Buruh Cemas WFH 1x Seminggu Potong Gaji, Menaker Tegas Respons Begini
Jakarta, CNBC Indonesia - Kekhawatiran kalangan buruh terhadap potensi pelanggaran hak dalam penerapan work from home (WFH) sebagai kebijakan yang tengah didorong pemerintah. Ancaman seperti pengurangan upah hingga skema no work no pay menjadi sorotan utama dari perwakilan pekerja. Mereka meminta adanya kepastian perlindungan serta pengawasan yang lebih ketat di lapangan.
Perwakilan LKS Tripartit Nasional unsur serikat pekerja, Carlos Rajagukguk, menyampaikan kekhawatiran tersebut sekaligus harapan agar kebijakan ini tidak merugikan buruh.
"Kekhawatiran saya dan kekhawatiran kami serikat buruh bahwa ketika Work From Home terjadi maka ada indikasi misalnya ada pengurangan hak-hak atau penerapan no work no pay, dengan demikian terbantahkan dengan surat edaran ini. Artinya ketika si pekerja atau si buruh Work From Home, maka semua hak-haknya tetap dijamin melalui surat edaran ini," kata Carlos dalam konferensi pers di kantor Kemnaker, Rabu (1/4/2026).
Karena itu pentingmya pengawasan untuk mengantisipasi potensi pelanggaran yang mungkin terjadi di kemudian hari. Peran pengawas ketenagakerjaan dinilai krusial agar aturan berjalan sesuai koridor yang telah ditetapkan. Selain itu, kolaborasi antara pekerja dan pengusaha diharapkan semakin kuat dalam momentum perubahan pola kerja ini.
"Saya sebagai perwakilan LKS Tripartit Nasional dari unsur pekerja meminta, karena kami mengkhawatirkan adanya kemungkinan pelanggaran di masa mendatang, kami meminta pengawas ketenagakerjaan dalam hal ini untuk segera sigap agar tidak terjadi hal-hal yang tidak diinginkan terutama yang berkaitan dengan pelanggaran norma," katanya.

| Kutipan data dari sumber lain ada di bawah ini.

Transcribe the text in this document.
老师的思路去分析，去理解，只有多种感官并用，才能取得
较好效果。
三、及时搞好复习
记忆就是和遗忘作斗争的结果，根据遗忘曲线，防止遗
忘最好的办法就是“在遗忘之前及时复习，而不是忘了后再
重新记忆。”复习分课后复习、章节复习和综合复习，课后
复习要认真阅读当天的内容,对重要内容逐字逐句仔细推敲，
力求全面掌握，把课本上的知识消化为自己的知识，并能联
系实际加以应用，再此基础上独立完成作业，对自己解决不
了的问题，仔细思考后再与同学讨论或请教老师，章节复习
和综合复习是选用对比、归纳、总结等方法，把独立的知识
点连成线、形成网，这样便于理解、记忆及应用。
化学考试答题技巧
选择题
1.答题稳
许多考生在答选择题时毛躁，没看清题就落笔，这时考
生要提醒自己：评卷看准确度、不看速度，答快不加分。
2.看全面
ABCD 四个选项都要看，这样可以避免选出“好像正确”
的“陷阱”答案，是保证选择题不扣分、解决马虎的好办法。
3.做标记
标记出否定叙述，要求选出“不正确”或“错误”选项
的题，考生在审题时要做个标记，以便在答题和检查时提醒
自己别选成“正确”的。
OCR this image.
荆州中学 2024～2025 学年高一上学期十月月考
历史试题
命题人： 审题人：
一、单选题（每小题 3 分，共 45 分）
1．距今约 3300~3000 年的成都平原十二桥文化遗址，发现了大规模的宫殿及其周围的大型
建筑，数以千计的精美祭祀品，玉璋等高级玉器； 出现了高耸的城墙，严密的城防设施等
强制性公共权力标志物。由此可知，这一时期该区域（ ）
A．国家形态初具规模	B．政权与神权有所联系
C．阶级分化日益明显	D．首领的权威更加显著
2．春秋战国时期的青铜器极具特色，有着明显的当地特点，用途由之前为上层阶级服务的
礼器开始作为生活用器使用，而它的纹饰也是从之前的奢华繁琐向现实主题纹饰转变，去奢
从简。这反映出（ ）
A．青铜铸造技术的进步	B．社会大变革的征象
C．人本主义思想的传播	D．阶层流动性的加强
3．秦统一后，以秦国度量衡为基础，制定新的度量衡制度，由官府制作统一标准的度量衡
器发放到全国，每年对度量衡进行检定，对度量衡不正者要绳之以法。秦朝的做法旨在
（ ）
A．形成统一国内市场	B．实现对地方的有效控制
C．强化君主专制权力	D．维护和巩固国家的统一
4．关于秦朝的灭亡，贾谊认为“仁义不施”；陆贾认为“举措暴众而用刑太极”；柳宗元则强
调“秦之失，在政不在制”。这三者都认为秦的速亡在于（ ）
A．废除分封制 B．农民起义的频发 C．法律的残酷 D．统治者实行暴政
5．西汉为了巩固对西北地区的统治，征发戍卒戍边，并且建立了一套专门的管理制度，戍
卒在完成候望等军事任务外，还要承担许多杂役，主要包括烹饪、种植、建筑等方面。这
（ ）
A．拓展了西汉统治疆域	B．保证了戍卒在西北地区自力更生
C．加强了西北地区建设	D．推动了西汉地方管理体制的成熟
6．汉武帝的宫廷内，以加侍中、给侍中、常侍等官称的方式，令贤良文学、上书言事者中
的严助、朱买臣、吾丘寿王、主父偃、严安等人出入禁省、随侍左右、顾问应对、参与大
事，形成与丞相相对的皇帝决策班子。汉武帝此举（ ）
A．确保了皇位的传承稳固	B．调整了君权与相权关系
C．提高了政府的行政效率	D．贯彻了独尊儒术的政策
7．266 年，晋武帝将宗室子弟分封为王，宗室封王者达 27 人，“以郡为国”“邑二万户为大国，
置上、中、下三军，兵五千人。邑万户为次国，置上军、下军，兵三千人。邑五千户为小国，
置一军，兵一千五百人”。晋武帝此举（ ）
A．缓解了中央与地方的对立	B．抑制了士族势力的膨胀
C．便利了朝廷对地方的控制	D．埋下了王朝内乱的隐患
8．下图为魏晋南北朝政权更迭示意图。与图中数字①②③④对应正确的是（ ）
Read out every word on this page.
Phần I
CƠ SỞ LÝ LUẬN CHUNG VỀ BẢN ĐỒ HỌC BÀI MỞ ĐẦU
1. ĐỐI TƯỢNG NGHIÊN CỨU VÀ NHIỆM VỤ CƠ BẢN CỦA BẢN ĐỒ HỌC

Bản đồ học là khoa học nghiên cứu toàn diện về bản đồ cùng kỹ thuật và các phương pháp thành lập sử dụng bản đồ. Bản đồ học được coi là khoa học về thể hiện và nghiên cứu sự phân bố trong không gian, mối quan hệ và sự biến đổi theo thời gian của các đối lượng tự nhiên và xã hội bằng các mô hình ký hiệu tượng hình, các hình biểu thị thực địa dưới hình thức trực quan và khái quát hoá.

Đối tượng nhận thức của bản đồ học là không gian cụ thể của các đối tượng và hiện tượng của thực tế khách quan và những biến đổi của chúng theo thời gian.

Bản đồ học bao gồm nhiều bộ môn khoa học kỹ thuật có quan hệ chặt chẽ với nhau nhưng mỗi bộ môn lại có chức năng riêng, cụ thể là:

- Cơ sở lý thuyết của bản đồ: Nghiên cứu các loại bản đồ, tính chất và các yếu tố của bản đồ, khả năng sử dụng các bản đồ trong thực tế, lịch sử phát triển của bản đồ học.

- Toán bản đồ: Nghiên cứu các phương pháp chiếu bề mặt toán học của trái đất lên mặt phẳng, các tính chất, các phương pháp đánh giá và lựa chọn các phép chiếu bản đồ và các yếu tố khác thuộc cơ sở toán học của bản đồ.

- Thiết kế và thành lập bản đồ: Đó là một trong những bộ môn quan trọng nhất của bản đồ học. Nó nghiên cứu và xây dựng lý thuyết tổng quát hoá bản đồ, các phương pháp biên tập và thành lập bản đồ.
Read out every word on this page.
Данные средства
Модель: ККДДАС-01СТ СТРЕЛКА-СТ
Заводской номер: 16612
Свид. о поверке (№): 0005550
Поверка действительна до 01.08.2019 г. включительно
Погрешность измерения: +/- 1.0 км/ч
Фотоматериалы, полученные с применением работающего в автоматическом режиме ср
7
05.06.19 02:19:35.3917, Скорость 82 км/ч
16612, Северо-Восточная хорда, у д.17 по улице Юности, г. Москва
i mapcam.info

Keberhasilan implementasi kebijakan ini tidak hanya bergantung pada pengawasan, tetapi juga komitmen bersama seluruh pihak. Dunia usaha dan pekerja dinilai perlu memiliki kesamaan persepsi agar tidak terjadi salah tafsir dalam pelaksanaannya. Dengan begitu, tujuan kebijakan dapat tercapai tanpa menimbulkan polemik baru di lapangan.
"Kami berharap kebijakan penerapan Work From Home ini di setiap perusahaan tidak mengurangi hak-hak pekerja buruh, sekali lagi tidak mengurangi hak-hak pekerja buruh di tempat kerjanya. Kemudian selain itu kami berharap agar momentum transformasi budaya kerja nasional dapat memperkuat kolaborasi antara serikat pekerja serikat buruh dengan pengusaha dan juga dengan global," sebut Carlos.
Menanggapi hal tersebut, Menteri Ketenagakerjaan (Menaker) Yassierli memastikan pemerintah tidak akan tinggal diam terhadap potensi pelanggaran. Kanal pengaduan telah disiapkan untuk menampung laporan dari pekerja. Pemerintah juga menegaskan komitmennya dalam menjaga hak-hak buruh selama kebijakan ini berjalan.
"Kami sampaikan bahwa pengaturan WFH itu tidak boleh mengurangi hak-hak karyawan. Gitu ya Pak Carlos ya? Dan nanti kalau ada terjadi silakan dilaporkan kepada kami. Kita punya kanal Lapor Menaker dan nanti para pengawas kita yang akan menindaklanjuti," kata Yassierli.